Third, the fact that these are the first banjos to be manufactured in Britain in scale for more than 60 years. We've changed the landscape of the banjo industry in the UK and I'm immensely proud of that. British design and British craftsmanship have a great appeal worldwide: which is why so many of our Shackleton banjos have been sold overseas, from Australia to Hawaii to Hollywood.
About The Great British Banjo Company
The Great British Banjo Company is a British company owned and run by a small team of family and friends, based in the fine city of Norwich in the beautiful county of Norfolk.
Our mission in life is very simple: to bring Great British-made banjos to the world.
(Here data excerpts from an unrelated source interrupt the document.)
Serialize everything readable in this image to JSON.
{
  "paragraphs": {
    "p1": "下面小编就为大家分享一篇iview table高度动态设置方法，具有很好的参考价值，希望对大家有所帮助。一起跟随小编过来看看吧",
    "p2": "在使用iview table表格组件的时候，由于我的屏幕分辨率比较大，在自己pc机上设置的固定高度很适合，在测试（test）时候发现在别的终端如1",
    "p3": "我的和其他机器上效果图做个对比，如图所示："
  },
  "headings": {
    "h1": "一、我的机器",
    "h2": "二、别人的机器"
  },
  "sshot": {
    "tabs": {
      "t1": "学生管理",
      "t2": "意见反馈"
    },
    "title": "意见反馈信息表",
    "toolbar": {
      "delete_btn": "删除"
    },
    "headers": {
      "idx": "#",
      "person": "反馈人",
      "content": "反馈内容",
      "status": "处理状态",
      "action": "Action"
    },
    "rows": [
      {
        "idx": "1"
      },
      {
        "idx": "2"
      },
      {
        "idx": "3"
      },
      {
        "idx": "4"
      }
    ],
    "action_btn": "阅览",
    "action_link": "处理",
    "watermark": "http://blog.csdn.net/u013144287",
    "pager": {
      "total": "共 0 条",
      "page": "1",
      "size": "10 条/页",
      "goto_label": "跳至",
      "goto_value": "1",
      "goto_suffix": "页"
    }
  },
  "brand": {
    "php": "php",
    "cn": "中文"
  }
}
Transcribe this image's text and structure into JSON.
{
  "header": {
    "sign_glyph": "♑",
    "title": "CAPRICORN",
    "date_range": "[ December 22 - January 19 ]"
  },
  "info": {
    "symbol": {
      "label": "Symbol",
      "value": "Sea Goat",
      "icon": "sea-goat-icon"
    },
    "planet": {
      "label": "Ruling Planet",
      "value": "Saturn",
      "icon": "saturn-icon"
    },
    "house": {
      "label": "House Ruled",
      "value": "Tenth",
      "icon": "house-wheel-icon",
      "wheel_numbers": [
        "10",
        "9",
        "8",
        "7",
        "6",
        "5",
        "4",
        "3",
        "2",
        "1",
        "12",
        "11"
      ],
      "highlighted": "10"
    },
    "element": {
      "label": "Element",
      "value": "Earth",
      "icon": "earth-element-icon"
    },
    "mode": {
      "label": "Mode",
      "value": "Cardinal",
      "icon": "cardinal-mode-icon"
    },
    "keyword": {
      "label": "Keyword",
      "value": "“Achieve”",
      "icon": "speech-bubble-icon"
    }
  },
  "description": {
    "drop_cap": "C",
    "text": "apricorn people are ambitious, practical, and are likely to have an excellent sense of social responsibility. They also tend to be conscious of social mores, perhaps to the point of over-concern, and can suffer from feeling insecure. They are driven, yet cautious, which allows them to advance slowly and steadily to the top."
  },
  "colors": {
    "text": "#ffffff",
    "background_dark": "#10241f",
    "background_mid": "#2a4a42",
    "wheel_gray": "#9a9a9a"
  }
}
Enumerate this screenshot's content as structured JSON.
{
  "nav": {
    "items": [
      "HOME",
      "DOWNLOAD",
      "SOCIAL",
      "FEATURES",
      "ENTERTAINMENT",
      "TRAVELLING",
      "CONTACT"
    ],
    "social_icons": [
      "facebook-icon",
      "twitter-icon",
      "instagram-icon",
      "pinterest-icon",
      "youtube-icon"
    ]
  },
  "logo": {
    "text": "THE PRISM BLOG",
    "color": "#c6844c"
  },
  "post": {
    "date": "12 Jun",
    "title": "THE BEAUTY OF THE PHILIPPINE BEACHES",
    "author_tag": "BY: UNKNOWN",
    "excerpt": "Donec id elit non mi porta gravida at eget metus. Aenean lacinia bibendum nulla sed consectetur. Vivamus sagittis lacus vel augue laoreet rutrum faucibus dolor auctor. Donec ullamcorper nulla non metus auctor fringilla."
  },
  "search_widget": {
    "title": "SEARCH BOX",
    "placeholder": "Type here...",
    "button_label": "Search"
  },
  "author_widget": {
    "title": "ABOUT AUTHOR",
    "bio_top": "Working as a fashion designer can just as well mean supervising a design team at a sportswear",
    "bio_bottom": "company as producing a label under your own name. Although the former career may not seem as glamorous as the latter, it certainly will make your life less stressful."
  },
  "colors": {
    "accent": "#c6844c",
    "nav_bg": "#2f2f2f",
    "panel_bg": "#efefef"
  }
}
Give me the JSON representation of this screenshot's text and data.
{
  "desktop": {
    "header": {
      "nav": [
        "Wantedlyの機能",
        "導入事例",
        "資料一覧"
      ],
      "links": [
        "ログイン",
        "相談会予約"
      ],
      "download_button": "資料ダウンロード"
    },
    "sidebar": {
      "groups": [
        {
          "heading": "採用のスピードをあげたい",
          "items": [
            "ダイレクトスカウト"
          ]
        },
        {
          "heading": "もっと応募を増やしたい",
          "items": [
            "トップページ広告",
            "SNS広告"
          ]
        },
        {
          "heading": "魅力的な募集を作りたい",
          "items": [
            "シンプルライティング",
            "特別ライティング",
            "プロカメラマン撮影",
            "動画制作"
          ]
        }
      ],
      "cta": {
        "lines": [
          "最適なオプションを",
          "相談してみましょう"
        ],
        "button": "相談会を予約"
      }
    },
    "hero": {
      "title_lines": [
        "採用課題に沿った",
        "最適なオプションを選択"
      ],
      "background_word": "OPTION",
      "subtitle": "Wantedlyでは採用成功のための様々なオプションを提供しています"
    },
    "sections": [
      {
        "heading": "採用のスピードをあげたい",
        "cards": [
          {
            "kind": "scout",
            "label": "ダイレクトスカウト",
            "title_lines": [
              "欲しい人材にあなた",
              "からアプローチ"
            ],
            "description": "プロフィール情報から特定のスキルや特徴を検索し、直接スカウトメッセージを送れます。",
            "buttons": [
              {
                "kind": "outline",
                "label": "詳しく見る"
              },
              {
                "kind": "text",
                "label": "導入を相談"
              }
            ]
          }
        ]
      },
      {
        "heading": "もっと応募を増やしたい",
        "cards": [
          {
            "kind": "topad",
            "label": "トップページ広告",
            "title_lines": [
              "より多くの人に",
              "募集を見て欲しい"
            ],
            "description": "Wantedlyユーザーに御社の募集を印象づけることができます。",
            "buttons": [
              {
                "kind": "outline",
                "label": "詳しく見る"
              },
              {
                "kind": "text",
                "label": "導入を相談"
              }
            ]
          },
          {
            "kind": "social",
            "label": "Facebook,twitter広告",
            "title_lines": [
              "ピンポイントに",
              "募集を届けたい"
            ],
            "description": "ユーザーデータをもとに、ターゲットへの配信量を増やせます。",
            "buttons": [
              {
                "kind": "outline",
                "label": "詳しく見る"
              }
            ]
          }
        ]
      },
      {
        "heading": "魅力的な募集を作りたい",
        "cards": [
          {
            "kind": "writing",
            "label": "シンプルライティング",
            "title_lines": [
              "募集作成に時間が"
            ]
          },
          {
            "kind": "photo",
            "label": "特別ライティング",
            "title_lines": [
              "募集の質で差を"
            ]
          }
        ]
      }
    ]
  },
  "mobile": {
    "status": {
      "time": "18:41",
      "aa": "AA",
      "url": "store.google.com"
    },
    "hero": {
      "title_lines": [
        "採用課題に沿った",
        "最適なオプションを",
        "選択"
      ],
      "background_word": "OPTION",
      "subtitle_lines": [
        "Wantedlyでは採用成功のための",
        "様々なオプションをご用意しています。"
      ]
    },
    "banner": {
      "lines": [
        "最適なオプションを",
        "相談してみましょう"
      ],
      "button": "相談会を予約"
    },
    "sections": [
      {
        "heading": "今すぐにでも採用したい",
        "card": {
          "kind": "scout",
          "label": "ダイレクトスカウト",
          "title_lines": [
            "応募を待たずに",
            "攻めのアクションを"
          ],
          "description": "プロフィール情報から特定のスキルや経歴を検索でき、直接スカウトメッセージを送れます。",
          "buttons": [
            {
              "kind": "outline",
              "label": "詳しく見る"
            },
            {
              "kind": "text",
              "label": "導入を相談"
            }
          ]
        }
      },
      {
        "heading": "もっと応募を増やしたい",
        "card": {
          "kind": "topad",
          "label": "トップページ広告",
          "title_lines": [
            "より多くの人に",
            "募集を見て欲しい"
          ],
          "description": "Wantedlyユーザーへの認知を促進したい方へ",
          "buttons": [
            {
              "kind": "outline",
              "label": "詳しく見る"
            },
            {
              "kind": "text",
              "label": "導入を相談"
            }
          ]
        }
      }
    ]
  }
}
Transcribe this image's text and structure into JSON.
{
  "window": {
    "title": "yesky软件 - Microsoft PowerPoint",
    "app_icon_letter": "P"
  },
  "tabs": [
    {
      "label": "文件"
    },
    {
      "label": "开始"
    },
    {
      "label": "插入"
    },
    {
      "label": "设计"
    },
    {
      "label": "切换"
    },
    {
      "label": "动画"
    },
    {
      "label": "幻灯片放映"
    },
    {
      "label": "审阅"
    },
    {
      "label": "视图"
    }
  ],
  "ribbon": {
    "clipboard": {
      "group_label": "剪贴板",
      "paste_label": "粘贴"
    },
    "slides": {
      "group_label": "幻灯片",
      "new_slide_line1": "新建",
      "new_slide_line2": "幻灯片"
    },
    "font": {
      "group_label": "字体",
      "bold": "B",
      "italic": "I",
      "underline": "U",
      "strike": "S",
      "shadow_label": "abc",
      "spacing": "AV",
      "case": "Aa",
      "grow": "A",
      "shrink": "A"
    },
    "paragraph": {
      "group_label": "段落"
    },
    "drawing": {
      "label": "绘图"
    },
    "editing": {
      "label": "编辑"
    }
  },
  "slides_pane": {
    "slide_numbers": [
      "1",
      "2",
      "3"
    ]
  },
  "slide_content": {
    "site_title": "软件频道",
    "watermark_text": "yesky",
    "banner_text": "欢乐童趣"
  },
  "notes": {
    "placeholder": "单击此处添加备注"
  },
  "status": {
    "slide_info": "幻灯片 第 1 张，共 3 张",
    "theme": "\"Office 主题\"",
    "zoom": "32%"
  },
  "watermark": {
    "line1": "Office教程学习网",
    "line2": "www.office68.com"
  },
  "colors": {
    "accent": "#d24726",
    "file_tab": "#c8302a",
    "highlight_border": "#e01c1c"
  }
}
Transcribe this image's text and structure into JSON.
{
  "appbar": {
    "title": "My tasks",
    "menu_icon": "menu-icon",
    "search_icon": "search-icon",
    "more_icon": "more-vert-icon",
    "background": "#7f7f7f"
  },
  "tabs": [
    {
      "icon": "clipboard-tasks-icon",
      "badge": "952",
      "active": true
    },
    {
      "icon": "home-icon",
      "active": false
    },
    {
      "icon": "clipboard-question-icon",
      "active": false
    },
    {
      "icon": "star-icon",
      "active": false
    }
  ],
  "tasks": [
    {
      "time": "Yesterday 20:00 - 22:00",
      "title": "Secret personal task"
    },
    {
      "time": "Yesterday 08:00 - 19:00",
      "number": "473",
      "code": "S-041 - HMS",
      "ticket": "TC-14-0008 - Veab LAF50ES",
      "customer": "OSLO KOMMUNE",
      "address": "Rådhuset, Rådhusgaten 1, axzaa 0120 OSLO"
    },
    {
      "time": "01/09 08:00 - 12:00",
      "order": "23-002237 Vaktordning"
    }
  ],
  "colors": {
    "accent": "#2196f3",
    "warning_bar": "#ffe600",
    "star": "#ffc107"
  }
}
We manufacture fantastic quality, affordable, banjos here in the UK.
Our best known instrument is the highly affordable openback banjo – The Shackleton – designed and made in Great Britain, and intended to be the perfect instrument for beginners and demanding enthusiasts, and to be ideal for travel, for festivals and outdoor gatherings.
We are very proud indeed to be the only company actually manufacturing banjos at production levels in Great Britain: leading the revival of a very special industry.
The Shackleton is a proper British banjo. The neck is 100% manufactured in Great Britain. The rim is 100% manufactured in Great Britain. The assembly and set-up is 100% done in Great Britain.
The Shackleton is named after the great British explorer Sir Ernest Shackleton. In November 1914, as Endurance was sinking through the Antarctic pack-ice, Ernest Shackleton risked drowning to rescue a musical instrument, saying, "We must have that banjo. It's vital mental medicine."
The banjo belonged to Leonard Hussey, and Shackleton's instincts about its vital role were proved right. When Shackleton set off in a small boat to sail to South Georgia to get help, he left behind on Elephant Island twenty-two men.
The brave 22 crew lived for many months under an upturned boat rigged up as a shelter with sail cloth. Every Saturday the banjo-playing meteorologist Hussey put on a concert for his companions. He composed songs and tunes, and whenever someone managed to catch a seal to eat he would bring out his banjo to celebrate. He played, the rest of the men sang, and morale was maintained.
Leonard Hussey survived the adventure, as did his banjo. It is now in the National Maritime Museum, its skin bearing a dozen signatures of members of the failed expedition to the South Pole.
Where are their products made? The Shackleton open back 5-string banjo is handmade in England exclusively for The Great British Banjo Company – the first model in a completely new range of British-made banjos. This 5-string open-back model is beautifully crafted and features a wonderful combination of traditional styling and superb sound.
Where are the components sourced from? Rims and necks are manufactured in the UK.. All manufacturing processes, finishing, assembly and set-up are carried out in the UK. All packaging is sourced in the UK. Most metal components are fabricated in Britain.